Literasi digital /Internet diyakini penting untuk diberikan kepada para siswa. Sebanyak 73% dari 165 responden Bapak /Ibu guru Bimbingan dan Konseling (BK) SMA se-Jabodetabek, Sukabumi dan Cilegon menyatakan bahwa materi literasi digital /Internet sangat perlu diberikan kepada siswa, sedangkan 26% menyatakan perlu dan hanya 1% yang menyatakan belum perlu bagi para siswa.
Lalu bagaimana sebaiknya materi literasi digital /Internet diposisikan dalam kegiatan belajar mengajar? Masuk kurikulum!, demikian jawab 52% responden. Sementara 29% lainnya memilih menjadi materi khusus guru BK, 18% memilih menjadi kegiatan ekstra-kurikuler, dan hanya 1% berpendapat bahwa literasi digital /Internet belumlah perlu ada di materi dalam lingkup sekolah.
Data di atas merupakan hasil jajak pendapat sederhana yang dilakukan ICT Watch terhadap 165 (seratus enam puluh lima) Bapak/Ibu Guru BK ketika mengikuti pelatihan kompetensi, salah satunya tentang Internet Sehat (internetsehat.id) yang difasilitasi Universitas Pancasila, 8 Desember 2015.
Walau sudah dipastikan literasi digital /Internet perlu bagi siswa, ternyata kegiatan penyampaian materi tersebut di sekolah-sekolah tidaklah memadai. 40% responden menyatakan tidak pernah ada kegiatan workshop atau seminar tentang literasi digital atau Internet di sekolah untuk siswa dan 52% responden menyatakan hanya sesekali/insidentil. Hanya 7% yang menyatakan rutin/berkala, dan 1% lainnya tidak tahu.
Padahal 88% responden menegaskan bahwa ada cukup banyak pelajaran atau tugas sekolah yang menganjurkan siswa untuk mencari jawaban di Internet! 12% lainnya menyatakan hanya sedikit dan tidak ada yang menjawab tidak ada atau tidak tahu. Kemudian ketika ditanyakan seberapa sering terjadi kasus di sekolah yang terkait dengan penggunaan Internet oleh siswa, 16% menyatakan cukup sering, 53% responden menyatakan sesekali, 21% jarang dan hanya 10% yang menyatakan tidak pernah.
Lantas menurut responden, risiko apa yang paling sering dihadapi murid ketika menggunakan Internet? 35% adalah kecanduan (Internet), 29% adalah terpapar konten negatif, 22% cyberbully, 10% pelanggaran privasi dan 4% predator (pedofil) online.

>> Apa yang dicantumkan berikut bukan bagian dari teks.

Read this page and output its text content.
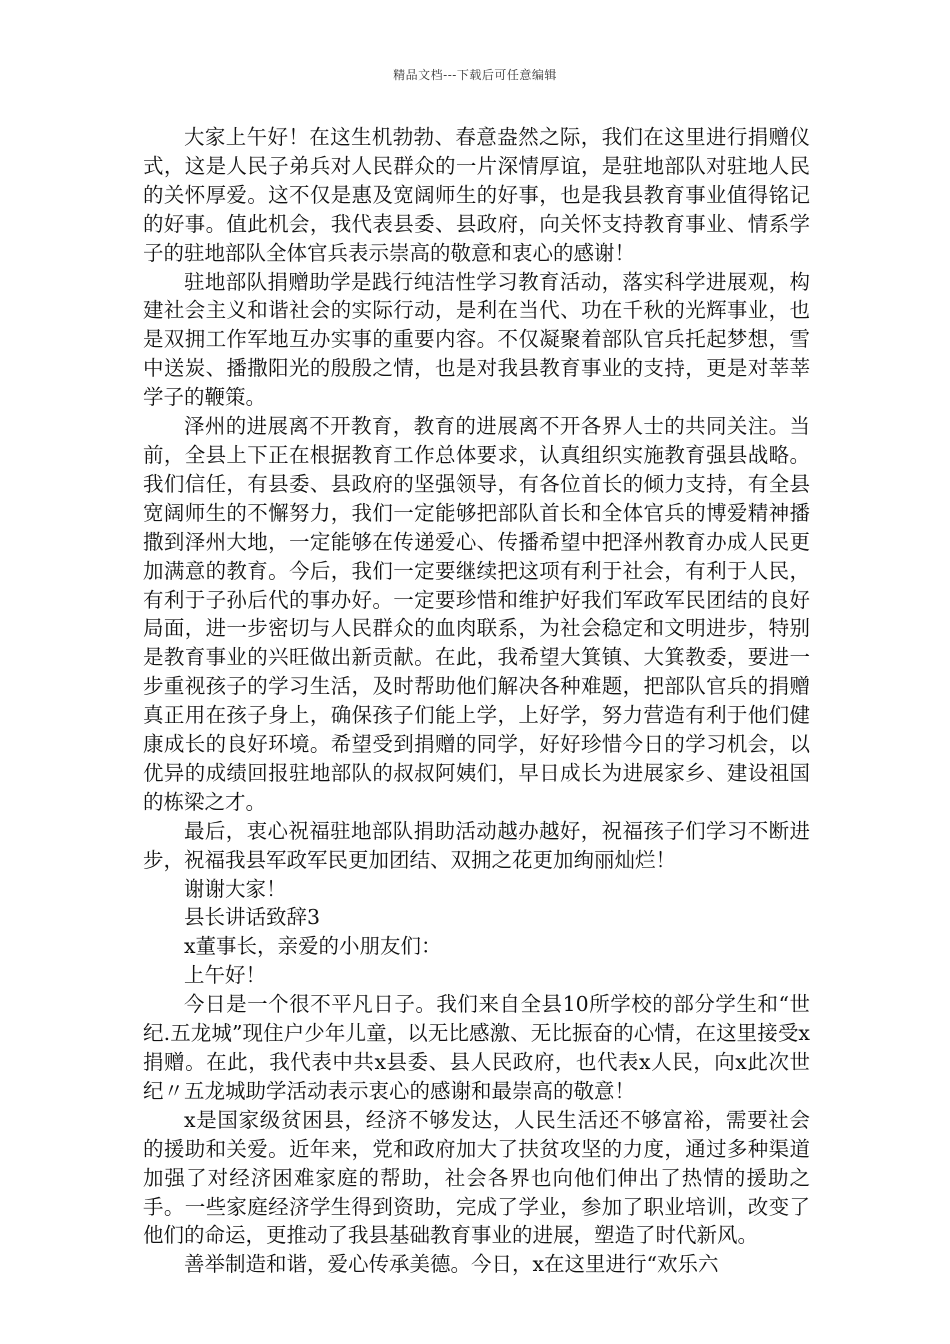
精品文档---下载后可任意编辑

大家上午好！在这生机勃勃、春意盎然之际，我们在这里进行捐赠仪式，这是人民子弟兵对人民群众的一片深情厚谊，是驻地部队对驻地人民的关怀厚爱。这不仅是惠及宽阔师生的好事，也是我县教育事业值得铭记的好事。值此机会，我代表县委、县政府，向关怀支持教育事业、情系学子的驻地部队全体官兵表示崇高的敬意和衷心的感谢！

驻地部队捐赠助学是践行纯洁性学习教育活动，落实科学进展观，构建社会主义和谐社会的实际行动，是利在当代、功在千秋的光辉事业，也是双拥工作军地互办实事的重要内容。不仅凝聚着部队官兵托起梦想，雪中送炭、播撒阳光的殷殷之情，也是对我县教育事业的支持，更是对莘莘学子的鞭策。

泽州的进展离不开教育，教育的进展离不开各界人士的共同关注。当前，全县上下正在根据教育工作总体要求，认真组织实施教育强县战略。我们信任，有县委、县政府的坚强领导，有各位首长的倾力支持，有全县宽阔师生的不懈努力，我们一定能够把部队首长和全体官兵的博爱精神播撒到泽州大地，一定能够在传递爱心、传播希望中把泽州教育办成人民更加满意的教育。今后，我们一定要继续把这项有利于社会，有利于人民，有利于子孙后代的事办好。一定要珍惜和维护好我们军政军民团结的良好局面，进一步密切与人民群众的血肉联系，为社会稳定和文明进步，特别是教育事业的兴旺做出新贡献。在此，我希望大箕镇、大箕教委，要进一步重视孩子的学习生活，及时帮助他们解决各种难题，把部队官兵的捐赠真正用在孩子身上，确保孩子们能上学，上好学，努力营造有利于他们健康成长的良好环境。希望受到捐赠的同学，好好珍惜今日的学习机会，以优异的成绩回报驻地部队的叔叔阿姨们，早日成长为进展家乡、建设祖国的栋梁之才。

最后，衷心祝福驻地部队捐助活动越办越好，祝福孩子们学习不断进步，祝福我县军政军民更加团结、双拥之花更加绚丽灿烂！

谢谢大家！

县长讲话致辞3

x董事长，亲爱的小朋友们：

上午好！

今日是一个很不平凡日子。我们来自全县10所学校的部分学生和“世纪.五龙城”现住户少年儿童，以无比感激、无比振奋的心情，在这里接受x捐赠。在此，我代表中共x县委、县人民政府，也代表x人民，向x此次世纪〃五龙城助学活动表示衷心的感谢和最崇高的敬意！

x是国家级贫困县，经济不够发达，人民生活还不够富裕，需要社会的援助和关爱。近年来，党和政府加大了扶贫攻坚的力度，通过多种渠道加强了对经济困难家庭的帮助，社会各界也向他们伸出了热情的援助之手。一些家庭经济学生得到资助，完成了学业，参加了职业培训，改变了他们的命运，更推动了我县基础教育事业的进展，塑造了时代新风。

善举制造和谐，爱心传承美德。今日，x在这里进行“欢乐六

Dari paparan data di atas, tampak jelas adanya kebutuhkan yang signifikan untuk menghadirkan materi literasi digital / Internet di sekolah bagi para siswa. Hal ini selaras dengan semangat World Summit on the Information Society (WSIS) khususnya rencana aksi Capacity Building yang meminta setiap negara untuk:
membangun kebijakan dalam negeri guna memastikan teknologi informasi dan komunikasi (TIK) terintegrasi penuh ke dalam pendidikan dan pelatihan di seluruh jenjang, termasuk dalam pengembangan kurikulum, pelatihan guru, manajemen dan administrasi institusi, dan juga mendukung konsep pembelajaran seumur hidup.
Untuk itulah maka pengampu kebijakan terkait, dalam hal ini Kementerian Pendidikan dan Kebudayaan (Kemdikbud) dan Kementerian Komunikasi dan Informatika (Kominfo), perlu segera duduk bersama dengan pemangku kepentingan terkait semisal Indonesia Child Online Protection (ID-COP) dan lainnya guna merumuskan bentuk implementasi literasi digital / Internet secara terstruktur dan berkelanjutan di sekolah-sekolah.
Sejatinya, berdasarkan riset Asosiasi Penyelenggara Jasa Internet Indonesia (APJII) bersama dengan Pusat Kajian Komunikasi (Puskakom) Universitas Indonesia, 80% dari 88.1 juta pengguna Internet di Indonesia adalah generasi muda kategori digital native, mereka yang lahir pada tahun 1980 dan sesudahnya.
PBB, melalui laporan Measuring the Information Society yang dirilis oleh International Telecommunication Union (ITU) tahun 2013 menetapkan prasyarat generasi digital native adalah jika mereka juga belajar tentang literasi digital /Internet, baik secara formal maupun informal.